Tuesday, April 9, 2019


“Kalau dipikir-pikir kurang apa saya hidup? Semua kebutuhan lebih dari cukup. Suami memiliki pekerjaan yang bagus, kami memiliki dua anak yang sehat dan pintar, saya pun baru menyelesaikan pendidikan Doktor bidang hukum di London. Tapi entah kenapa di balik semua kelimpahan material ini ada lubang besar di hati saya, sebuah kehampaan yang tak bisa saya pahami. Setiap minggu saat saya menghubungi kedua orang tua yang tinggal di India, selalu saya mencoba meyakinkan mereka bahwa hidup kami bahagia dan baik-baik saja. Dan setiap kali itu juga saat mengakhiri pembicaraan saya merasakan ada gumpalan besar di kerongkongan saya, sesuatu yang tidak bisa saya katakan kepada mereka. Bahwa saya sesungguhnya merasa kesepian dan kehilangan arah. Tidak tega saya mengatakan itu kepada mereka. Pun kepada suami, apalagi anak-anak saya. Hari demi hari rasa itu semakin menguat, hingga suatu hari saya menemukan sebuah celah dimana untuk pertama kalinya dalam hidup saya, saya bisa bernafas lega…”
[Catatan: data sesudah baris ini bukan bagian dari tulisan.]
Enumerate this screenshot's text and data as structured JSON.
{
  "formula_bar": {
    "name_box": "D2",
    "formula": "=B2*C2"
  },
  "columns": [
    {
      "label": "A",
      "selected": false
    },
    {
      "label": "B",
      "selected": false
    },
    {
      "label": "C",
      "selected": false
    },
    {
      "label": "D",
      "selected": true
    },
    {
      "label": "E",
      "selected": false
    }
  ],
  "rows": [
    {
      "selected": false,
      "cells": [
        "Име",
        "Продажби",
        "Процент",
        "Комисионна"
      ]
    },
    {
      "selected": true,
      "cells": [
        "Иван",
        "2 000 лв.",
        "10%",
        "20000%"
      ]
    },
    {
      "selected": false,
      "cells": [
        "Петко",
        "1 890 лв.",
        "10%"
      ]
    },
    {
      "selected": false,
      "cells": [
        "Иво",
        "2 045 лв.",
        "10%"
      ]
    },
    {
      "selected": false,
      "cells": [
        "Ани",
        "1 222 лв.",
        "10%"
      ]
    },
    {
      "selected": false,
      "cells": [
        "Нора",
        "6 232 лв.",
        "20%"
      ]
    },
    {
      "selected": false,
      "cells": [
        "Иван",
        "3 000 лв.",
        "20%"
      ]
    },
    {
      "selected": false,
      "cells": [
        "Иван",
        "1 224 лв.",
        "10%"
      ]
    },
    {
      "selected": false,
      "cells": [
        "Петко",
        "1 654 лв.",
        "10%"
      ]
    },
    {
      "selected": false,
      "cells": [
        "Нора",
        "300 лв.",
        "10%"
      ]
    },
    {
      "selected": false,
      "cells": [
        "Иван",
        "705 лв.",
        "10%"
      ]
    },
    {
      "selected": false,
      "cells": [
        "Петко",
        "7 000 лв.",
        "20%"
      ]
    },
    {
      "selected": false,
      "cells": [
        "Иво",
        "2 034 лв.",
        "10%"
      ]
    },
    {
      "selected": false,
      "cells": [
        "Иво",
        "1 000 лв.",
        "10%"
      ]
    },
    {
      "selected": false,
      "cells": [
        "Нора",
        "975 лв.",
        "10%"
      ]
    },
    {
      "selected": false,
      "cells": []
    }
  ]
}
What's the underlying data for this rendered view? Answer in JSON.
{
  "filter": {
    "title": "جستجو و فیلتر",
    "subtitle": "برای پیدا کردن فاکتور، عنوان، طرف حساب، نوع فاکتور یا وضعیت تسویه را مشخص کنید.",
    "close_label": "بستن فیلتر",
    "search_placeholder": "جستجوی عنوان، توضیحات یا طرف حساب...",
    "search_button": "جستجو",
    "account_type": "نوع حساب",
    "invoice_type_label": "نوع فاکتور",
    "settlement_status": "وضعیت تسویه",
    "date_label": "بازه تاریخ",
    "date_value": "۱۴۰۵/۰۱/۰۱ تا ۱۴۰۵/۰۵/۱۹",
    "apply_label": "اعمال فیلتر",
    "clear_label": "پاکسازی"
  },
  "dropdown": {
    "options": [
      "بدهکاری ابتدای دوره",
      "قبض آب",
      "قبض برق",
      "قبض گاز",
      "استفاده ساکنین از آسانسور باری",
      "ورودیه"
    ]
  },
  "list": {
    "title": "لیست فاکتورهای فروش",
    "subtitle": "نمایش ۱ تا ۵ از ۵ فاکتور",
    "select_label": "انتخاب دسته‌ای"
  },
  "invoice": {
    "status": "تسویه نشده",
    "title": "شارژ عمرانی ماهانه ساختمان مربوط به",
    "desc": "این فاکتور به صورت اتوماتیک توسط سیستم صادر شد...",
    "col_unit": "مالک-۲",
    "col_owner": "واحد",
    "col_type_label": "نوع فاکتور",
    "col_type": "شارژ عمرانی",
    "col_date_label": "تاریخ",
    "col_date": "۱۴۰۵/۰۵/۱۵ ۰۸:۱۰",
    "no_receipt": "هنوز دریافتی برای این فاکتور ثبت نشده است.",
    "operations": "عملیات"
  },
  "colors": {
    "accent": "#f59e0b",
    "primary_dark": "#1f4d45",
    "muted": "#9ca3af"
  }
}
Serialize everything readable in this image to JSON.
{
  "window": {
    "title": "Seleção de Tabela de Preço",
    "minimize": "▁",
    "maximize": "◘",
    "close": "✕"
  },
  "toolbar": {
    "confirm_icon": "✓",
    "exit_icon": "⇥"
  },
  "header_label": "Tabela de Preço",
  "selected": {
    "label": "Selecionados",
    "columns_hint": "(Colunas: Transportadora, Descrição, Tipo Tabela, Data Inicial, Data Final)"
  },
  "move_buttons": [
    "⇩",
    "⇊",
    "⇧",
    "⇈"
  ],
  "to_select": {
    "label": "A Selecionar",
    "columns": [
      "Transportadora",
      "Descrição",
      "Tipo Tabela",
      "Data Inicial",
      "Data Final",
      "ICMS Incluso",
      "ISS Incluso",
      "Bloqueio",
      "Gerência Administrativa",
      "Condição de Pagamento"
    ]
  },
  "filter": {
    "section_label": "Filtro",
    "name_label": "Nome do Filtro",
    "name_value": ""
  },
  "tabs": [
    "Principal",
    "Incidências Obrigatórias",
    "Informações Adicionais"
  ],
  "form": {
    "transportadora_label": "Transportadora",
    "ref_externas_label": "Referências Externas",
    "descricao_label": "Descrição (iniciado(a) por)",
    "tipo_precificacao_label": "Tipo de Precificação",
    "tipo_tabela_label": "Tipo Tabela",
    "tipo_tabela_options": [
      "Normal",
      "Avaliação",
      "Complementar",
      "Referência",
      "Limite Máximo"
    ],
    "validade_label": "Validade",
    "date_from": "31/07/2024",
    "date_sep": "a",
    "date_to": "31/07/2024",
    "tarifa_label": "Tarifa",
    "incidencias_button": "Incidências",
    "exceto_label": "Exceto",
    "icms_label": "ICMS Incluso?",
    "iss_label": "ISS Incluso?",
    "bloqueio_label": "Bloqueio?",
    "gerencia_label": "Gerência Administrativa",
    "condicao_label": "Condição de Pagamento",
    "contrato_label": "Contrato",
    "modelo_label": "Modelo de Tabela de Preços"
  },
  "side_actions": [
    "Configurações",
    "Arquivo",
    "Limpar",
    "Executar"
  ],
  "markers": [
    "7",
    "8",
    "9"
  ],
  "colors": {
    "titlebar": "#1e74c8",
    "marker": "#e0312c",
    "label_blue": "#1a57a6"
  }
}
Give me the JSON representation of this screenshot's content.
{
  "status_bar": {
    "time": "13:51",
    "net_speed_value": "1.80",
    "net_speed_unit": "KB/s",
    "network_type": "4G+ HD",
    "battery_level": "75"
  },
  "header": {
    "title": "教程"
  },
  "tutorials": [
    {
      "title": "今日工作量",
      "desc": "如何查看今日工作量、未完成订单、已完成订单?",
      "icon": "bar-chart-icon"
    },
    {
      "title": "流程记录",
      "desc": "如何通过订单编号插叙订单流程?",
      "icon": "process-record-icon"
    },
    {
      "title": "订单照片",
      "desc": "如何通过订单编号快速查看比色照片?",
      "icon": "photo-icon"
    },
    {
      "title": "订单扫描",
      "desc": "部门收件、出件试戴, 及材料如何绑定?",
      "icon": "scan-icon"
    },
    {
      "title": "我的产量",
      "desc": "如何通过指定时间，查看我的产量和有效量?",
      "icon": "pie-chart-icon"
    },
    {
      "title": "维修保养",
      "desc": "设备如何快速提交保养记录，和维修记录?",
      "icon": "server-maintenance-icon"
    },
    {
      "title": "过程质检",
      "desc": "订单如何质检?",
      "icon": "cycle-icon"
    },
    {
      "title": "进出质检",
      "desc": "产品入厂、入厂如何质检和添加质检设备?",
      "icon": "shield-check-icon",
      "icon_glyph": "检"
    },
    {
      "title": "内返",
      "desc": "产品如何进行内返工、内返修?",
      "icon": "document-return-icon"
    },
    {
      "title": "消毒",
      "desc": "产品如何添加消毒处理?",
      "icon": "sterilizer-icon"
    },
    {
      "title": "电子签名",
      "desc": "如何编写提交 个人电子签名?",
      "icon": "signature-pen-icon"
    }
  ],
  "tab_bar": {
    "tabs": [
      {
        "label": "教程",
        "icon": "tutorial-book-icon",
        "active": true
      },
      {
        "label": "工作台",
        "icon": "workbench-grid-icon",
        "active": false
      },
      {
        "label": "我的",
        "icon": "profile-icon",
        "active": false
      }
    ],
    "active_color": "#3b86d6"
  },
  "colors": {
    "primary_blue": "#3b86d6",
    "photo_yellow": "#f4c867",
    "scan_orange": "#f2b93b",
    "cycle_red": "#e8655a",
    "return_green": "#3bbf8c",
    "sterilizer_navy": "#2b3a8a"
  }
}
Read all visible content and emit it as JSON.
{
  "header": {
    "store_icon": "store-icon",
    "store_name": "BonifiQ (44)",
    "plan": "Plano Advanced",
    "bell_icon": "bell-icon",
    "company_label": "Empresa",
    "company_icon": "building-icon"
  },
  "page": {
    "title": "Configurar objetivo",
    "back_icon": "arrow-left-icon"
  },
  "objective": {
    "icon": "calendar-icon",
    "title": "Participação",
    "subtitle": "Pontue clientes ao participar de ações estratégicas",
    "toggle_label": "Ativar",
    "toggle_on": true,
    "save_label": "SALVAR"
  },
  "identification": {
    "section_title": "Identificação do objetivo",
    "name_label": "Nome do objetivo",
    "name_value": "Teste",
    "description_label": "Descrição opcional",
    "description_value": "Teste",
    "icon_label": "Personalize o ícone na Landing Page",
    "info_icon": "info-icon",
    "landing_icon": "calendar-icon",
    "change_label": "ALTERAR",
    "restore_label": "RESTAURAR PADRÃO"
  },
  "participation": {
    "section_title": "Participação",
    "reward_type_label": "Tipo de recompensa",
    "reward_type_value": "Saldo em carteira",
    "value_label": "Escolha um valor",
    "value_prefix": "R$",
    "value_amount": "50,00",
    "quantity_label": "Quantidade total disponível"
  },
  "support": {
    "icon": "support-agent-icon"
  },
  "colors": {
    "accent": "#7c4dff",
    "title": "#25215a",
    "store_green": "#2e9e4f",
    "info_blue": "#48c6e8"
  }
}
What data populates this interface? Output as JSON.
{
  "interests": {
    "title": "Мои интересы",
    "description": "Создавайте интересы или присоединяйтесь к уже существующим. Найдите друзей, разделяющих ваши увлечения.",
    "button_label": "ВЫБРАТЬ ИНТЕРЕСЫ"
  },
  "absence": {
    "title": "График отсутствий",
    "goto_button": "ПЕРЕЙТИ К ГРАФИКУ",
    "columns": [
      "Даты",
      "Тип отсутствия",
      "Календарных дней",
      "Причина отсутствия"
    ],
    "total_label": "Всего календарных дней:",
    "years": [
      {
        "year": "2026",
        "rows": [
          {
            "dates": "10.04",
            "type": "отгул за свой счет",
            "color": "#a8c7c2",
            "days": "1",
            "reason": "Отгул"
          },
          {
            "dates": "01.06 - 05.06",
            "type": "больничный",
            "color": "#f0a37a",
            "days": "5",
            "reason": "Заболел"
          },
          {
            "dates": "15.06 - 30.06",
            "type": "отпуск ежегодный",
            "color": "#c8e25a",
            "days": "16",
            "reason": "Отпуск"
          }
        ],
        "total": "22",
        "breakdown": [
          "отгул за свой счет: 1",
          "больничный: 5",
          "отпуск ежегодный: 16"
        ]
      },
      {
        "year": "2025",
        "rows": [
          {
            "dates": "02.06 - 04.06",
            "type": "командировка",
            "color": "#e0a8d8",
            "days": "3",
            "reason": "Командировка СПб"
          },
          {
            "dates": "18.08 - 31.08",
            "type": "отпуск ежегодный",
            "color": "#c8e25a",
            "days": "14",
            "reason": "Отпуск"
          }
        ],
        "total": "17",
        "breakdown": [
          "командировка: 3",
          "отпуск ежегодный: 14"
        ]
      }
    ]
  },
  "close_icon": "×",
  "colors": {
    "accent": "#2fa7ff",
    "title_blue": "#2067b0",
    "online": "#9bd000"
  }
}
Itulah kesaksian dari Mira, seorang berpendidikan Doktor di bidang hukum, jebolan salah satu universitas ternama di dunia, tapi memilih banting setir dalam hidupnya menjadi Chef. Ia memulai karir masaknya di usia sekitar 40 tahunan, dengan belajar memasak di India kepada ibunya sendiri. Diawali dari membuka “supper club”- semacam ‘warung’ di rumahnya yang lambat laun mendapatkan sambutan hangat dari orang-orang yang menyebarkan informasi mengenai kelezatan makanan dan sambutan hangat tuan rumah secara mulut ke mulut. Akhirnya Mira, membuka rumah makan yang menyajikan makanan khusus India di negeri Inggris. Restorannya mendapat resensi yang positif dari salah satu penulis kenamaan di negeri itu. Mulailah orang berbondong-bondong datang dan tidak sedikit yang menjadi pelanggan tetap di tempat dimana ia menyalurkan bakat terpendamnya dan berbahagia karenanya.

Itulah sepetik kisah seorang anak manusia yang mencari mata air kebahagiaan hidupnya. Sang mursyid berpesan bahwa selama seseorang belum menemukan mata air kebahagiaan sejatinya yang berupa misi hidup dirinya, maka selamanya sang jiwa akan merasakan dahaga yang hanya akan hilang rasa haus itu manakala ia mengerjakan pekerjaan yang memang bersumber dari benih yang tumbuh dari dalam dirinya.

Bagaimana menemukan misi hidup itu? Tiangnya adalah dengan shalat. Maka mulailah membenahi shalat kita dengan menjaga waktu-waktunya, berwudhu yang baik,  memahami bacaannya, dan meresapi setiap kata yang kita panjatkan. Insya Allah dengannya satu demi satu tirai kehidupan akan disibakkan dan kita akan didekatkan kepada “shiraathal mustaqiim”nya masing-masing. Insya Allah.